Marco Lambertini, Managing Director, WWF
Since 2016 More than 159 million signatures It has been recorded for campaigns on biodiversity calling on decision makers to take drastic measures to preserve and restore nature for the planet as well as for future generations.
For example, in the Danube and the Carpathians, thousands of citizens signed the petition to show their support for the Water Framework Directive. Crowdfunding campaigns were organized last year in Slovakia and Ukraine to remove barriers, and another 51,000 people recently signed a petition in Slovakia that banned wolf hunting.
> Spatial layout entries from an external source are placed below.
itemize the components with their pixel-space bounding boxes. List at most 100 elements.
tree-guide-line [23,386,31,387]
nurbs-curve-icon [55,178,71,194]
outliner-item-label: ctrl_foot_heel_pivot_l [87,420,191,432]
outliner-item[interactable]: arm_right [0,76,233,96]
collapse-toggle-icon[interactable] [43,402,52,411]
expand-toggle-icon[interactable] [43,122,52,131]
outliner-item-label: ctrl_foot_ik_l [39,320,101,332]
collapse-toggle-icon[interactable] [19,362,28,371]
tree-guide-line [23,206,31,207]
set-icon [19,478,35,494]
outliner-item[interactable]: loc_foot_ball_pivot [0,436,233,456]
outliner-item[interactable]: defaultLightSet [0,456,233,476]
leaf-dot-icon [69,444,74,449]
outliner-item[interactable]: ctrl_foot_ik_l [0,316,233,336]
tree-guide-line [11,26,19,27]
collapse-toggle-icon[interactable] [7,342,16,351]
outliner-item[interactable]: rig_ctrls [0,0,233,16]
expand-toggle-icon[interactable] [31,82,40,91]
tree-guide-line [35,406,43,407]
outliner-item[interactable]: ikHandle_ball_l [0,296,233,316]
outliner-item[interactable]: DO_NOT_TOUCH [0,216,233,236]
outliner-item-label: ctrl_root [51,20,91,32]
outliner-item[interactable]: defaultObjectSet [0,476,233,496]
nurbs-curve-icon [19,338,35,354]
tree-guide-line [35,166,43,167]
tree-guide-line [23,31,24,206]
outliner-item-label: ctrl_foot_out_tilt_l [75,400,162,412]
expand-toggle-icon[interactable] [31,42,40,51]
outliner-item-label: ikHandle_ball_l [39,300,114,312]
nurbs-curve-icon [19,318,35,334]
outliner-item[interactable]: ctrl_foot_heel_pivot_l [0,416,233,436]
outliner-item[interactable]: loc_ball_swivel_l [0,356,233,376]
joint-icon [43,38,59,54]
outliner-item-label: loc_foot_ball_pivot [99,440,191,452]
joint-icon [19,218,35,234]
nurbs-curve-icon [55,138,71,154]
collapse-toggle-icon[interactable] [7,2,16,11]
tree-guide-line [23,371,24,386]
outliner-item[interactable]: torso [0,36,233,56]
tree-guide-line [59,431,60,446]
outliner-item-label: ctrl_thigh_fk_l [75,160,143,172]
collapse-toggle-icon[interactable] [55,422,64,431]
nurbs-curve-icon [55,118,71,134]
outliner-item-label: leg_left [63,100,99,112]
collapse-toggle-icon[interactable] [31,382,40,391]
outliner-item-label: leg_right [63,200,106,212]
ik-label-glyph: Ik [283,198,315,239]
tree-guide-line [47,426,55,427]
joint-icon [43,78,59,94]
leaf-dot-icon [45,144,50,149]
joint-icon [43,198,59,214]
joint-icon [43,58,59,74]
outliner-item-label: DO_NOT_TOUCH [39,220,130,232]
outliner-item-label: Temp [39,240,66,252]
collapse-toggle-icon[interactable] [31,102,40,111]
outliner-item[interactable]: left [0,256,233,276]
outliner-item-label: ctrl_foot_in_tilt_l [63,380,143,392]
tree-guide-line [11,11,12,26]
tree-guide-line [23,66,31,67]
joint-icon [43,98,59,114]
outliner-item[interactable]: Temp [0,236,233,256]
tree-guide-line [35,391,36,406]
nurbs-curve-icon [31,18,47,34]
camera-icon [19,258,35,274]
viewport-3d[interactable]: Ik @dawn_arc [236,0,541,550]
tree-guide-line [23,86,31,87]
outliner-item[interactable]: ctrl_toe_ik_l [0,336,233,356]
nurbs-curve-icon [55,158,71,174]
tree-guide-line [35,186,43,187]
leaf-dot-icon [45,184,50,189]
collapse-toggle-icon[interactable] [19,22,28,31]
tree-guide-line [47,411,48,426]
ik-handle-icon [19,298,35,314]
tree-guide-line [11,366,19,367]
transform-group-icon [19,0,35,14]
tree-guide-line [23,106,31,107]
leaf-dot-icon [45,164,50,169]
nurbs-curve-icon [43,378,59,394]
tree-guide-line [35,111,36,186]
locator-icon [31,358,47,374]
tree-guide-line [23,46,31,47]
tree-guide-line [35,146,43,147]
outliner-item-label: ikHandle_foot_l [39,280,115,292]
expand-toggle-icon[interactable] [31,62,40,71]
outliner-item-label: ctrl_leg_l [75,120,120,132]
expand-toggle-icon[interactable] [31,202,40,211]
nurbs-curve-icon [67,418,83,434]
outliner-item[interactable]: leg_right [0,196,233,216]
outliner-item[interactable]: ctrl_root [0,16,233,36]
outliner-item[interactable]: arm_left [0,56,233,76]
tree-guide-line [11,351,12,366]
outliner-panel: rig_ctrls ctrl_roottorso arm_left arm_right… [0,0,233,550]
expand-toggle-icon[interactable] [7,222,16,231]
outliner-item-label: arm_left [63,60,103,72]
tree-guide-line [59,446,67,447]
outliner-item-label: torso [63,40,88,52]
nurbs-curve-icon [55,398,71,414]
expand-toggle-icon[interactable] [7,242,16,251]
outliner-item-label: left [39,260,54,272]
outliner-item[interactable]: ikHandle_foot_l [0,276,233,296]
Lambertini added: “Science and business are clear. Public opinion is clear now. And – solutions are also clear. The company supports the transformation of our economic and development model towards one that ultimately sees nature as our moral duty towards all life on Earth and the vital services it provides to our economy, our well-being, our health and our health.” We value security. It is a true historical “environmental awakening” and an opportunity to rebalance our relationship with the planet.
This research only shows that leaders can no longer ignore these concerns and respond with robust policies and investments that will help reverse biodiversity loss and ensure a nature-friendly world, with the Sustainable Development Goals listed in Paris and the goals in harmony. Assent.
Feature image courtesy of Keith Arnold / WWF.